Так мы и встретились через полгода после курортного лета. Ольга выглядела как никогда, даже лучше, чем в золотом загаре. Она похудела, стала суше, заметнее пролегли легкие морщинки у глаз, рта, на шее, но парадокс был в том, что ей это все шло. И как бы выяснилось: молодость с ее соком – не ее время, а ее время – это уже тронутое холодом, морозцем время, что на пороге увядания.
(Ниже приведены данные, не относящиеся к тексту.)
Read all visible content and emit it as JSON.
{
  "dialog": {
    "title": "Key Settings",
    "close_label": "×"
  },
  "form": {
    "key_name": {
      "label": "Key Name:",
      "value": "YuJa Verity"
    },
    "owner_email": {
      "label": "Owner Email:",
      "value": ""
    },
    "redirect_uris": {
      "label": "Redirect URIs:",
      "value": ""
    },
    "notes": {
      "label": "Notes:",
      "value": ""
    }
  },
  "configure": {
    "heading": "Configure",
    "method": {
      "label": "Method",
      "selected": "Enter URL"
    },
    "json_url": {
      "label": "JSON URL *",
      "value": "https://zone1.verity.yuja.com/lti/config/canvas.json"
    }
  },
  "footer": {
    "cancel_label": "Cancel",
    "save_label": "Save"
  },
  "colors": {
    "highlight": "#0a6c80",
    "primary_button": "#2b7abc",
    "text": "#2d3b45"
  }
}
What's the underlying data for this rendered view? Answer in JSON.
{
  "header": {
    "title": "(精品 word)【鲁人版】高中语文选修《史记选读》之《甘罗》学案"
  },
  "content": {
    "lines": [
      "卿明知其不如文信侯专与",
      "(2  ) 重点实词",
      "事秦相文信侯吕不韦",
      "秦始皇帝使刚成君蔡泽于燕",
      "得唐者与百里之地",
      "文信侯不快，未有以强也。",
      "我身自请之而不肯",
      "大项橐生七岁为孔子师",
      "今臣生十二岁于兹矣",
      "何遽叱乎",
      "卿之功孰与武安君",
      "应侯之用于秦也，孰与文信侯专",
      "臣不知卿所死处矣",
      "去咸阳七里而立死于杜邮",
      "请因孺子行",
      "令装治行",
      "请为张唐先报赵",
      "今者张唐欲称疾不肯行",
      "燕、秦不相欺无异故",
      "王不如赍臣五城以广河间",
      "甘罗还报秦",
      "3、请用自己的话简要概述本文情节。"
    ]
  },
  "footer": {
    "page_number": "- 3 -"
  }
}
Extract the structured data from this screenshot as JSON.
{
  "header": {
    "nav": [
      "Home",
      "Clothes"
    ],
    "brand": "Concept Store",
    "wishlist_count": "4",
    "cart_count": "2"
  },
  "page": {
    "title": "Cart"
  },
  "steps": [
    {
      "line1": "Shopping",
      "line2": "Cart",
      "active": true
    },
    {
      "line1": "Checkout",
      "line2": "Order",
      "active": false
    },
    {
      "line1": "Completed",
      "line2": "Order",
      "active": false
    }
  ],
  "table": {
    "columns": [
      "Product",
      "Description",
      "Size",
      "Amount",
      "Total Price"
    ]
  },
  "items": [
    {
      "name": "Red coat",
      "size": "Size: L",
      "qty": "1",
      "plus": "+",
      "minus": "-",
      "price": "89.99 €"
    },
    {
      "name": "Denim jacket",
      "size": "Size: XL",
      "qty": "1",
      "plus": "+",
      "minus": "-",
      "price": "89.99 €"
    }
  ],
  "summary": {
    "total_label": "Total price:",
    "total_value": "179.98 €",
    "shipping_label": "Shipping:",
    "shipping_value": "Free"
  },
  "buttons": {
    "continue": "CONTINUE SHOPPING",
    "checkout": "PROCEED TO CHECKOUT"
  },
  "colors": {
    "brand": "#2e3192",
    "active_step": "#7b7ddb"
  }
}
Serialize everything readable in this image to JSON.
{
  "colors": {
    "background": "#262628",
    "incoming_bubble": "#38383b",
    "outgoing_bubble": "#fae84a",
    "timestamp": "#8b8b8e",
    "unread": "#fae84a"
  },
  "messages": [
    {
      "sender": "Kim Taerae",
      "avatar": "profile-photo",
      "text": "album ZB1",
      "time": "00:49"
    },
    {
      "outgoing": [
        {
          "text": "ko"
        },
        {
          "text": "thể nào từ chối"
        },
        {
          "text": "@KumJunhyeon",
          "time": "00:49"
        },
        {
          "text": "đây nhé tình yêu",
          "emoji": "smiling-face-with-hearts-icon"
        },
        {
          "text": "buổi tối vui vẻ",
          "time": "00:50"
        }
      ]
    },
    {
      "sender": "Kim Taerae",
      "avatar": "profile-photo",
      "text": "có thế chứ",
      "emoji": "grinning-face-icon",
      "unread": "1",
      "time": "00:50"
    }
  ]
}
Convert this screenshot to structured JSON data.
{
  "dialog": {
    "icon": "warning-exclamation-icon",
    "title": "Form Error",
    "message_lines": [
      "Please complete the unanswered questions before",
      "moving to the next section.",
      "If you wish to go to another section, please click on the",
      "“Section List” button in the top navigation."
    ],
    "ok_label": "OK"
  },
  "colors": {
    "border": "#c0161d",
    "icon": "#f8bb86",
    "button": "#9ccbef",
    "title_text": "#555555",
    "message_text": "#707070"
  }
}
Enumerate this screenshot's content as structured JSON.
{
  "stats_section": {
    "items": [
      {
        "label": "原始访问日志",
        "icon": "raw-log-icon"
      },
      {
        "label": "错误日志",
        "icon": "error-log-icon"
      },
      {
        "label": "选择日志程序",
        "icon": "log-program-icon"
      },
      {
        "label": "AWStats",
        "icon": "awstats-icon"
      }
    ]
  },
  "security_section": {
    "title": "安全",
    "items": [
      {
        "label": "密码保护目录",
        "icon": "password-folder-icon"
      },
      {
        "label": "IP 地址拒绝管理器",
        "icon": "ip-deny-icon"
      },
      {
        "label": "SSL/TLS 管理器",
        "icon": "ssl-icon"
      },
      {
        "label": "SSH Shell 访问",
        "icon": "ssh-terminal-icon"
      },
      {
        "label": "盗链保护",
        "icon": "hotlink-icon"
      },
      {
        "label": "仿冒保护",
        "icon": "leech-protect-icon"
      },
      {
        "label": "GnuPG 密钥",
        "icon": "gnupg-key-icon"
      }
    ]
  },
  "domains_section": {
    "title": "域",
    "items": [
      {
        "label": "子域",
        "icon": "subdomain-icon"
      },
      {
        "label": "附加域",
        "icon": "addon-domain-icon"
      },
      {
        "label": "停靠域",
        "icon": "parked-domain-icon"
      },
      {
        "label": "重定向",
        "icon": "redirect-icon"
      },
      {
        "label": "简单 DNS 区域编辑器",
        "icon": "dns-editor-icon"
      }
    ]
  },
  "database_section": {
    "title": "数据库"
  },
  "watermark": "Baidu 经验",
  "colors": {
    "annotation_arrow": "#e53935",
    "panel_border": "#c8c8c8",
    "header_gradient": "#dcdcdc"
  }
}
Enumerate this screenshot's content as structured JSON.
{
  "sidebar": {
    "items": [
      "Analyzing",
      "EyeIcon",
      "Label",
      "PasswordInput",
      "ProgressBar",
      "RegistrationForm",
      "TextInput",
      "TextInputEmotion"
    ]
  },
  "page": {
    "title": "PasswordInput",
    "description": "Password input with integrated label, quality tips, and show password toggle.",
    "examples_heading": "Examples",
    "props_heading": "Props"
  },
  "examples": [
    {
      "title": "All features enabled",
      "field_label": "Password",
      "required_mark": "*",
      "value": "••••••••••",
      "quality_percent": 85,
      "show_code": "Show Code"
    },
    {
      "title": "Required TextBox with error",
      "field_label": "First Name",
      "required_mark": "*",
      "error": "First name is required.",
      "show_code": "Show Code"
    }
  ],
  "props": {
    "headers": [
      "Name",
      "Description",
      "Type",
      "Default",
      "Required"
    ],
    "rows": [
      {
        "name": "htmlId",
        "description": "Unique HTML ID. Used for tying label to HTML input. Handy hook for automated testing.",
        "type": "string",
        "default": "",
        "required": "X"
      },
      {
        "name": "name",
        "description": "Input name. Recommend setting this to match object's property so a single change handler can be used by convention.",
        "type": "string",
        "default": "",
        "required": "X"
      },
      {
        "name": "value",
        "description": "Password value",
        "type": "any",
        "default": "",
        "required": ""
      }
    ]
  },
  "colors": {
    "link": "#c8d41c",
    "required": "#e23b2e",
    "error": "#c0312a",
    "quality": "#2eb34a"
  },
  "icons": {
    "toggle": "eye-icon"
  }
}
Я не решилась ей это сказать. Упоминание морщин даже в самом комплиментарном контексте – дело опасное. Я ее похвалила за вид и стать и, конечно же, в первую очередь спросила, как у нее дела с этим… как его… Я запамятовала фамилию и чуть было не ляпнула что-то еще более непристойное, чем то, что носил неизвестный мне господин с валютными мозгами. Надо же, как мне запомнилось это определение.
– Я ему дала срок, – сказала Ольга. – Но я уже знаю, что его продлю. Он этого как раз еще не знает, дергается… Плохо быть умной. И видеть завтрашний день. В него надо вступать слепо. А я понимаю, чем он рискует, если разойдется резко, неделикатно. Сгорит как швед… У него тесть – шишка в МИДе, мадам, между прочим, тоже не пальцем сделана – в Институте международных, сын – на выходе на дипломатическую службу. Он сейчас дернет поплавок, и у него вся жизнь сорвется. И я получу не сильного мужика со всем, что при нем, а раненого сокола, которого надо будет всю жизнь лечить, а он меня в это время будет драть когтем.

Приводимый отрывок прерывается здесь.